Rules of origin (‘ROO’), which is a criteria used to define the place where a product was manufactured / originated, is one of the important aspect that customs authorities around the world focus on. In fact, in India, it is required to mention the country of origin (‘COO’) for every products in the bill of entry (‘BOE’) filed upon importation. Mentioning COO in the BOE is relevant for regulating various areas of customs such as determining preferential tariff treatment, arriving at the licensing requirements, levying anti-dumping duty, regulating quota restrictions, etc.

Being such a key area, Indian Government, through Finance Act of 2020, introduced Section 28DA under the Customs Act, 1962 as an enabling provision for administration of ROO under trade agreements.
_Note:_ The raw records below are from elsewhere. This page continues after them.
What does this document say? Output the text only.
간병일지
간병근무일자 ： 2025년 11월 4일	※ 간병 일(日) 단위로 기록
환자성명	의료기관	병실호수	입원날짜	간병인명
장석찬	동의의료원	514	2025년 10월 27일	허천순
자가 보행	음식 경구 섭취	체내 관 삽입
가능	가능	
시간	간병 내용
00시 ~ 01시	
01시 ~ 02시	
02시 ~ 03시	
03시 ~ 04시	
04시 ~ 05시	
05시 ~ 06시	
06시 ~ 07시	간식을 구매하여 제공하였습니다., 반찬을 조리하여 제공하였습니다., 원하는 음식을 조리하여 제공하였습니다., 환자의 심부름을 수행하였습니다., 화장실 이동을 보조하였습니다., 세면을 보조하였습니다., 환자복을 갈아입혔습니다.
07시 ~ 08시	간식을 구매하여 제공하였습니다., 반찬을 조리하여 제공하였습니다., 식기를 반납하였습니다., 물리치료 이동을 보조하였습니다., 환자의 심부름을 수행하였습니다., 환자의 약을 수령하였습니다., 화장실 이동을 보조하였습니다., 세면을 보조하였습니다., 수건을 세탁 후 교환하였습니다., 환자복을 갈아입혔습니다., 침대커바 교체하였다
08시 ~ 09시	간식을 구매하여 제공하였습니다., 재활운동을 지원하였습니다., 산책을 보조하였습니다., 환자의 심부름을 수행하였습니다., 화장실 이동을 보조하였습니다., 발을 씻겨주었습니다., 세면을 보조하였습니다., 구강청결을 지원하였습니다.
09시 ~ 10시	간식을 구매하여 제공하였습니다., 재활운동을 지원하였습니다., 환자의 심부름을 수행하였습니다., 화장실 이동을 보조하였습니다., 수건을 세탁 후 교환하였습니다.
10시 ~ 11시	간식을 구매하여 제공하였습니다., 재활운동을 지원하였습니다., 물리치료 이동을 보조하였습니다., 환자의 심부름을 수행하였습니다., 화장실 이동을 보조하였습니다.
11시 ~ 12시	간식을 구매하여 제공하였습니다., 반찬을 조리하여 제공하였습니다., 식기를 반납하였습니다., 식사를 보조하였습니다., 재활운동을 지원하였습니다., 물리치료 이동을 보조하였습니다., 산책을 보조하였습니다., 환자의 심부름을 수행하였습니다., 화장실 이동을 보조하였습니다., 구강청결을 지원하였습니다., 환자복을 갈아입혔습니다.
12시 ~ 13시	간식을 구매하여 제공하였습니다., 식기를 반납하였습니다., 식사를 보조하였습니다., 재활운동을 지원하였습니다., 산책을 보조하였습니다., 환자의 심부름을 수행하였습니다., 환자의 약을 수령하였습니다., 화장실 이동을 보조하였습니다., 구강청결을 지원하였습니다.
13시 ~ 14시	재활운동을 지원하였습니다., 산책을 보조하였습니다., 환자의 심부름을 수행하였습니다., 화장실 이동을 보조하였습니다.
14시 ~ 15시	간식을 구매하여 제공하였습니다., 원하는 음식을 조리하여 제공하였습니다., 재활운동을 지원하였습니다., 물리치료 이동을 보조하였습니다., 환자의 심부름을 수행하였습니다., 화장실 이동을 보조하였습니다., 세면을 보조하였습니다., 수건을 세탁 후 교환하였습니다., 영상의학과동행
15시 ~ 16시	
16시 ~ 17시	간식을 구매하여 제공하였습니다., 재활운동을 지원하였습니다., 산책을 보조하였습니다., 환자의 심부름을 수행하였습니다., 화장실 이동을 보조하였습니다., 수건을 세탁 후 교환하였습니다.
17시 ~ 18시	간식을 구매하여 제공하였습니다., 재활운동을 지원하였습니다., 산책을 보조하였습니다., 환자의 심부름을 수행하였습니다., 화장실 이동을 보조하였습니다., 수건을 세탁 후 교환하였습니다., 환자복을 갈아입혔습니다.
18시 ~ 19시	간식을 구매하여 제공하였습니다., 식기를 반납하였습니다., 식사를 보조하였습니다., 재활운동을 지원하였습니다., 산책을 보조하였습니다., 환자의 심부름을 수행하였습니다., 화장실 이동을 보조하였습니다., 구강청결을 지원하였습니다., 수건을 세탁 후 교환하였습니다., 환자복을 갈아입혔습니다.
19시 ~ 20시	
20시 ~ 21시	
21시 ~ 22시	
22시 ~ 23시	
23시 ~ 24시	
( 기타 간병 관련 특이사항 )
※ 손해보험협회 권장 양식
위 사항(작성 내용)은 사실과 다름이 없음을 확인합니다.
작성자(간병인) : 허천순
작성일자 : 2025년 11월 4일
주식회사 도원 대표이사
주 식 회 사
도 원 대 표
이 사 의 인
In addition to the introduction of Section 28DA, Central Government also introduced Customs (Administration of Rules of Origin under Trade Agreements) Rules, 2020 (‘CAROTAR, 2020’) on 21 August 2020. Purpose of these regulations is to provide specific provisions and outline roadmap for governance of claims made under the trade agreements by the importers of goods in India.

While Section 28DA has provided the enabling provisions, the exact manner in which the customs authorities will regulate the claims related to preferential duty has been outlined in the CAROTAR, 2020. In order to let the importers align themselves to this new rule, the implementation date of the CAROTAR, 2020 has been scheduled at 21 September 2020.

Vide CAROTAR, 2020, onus of maintaining the requisite documents and checking the correctness & accuracy of the COO through reasonable care has been placed on the importer.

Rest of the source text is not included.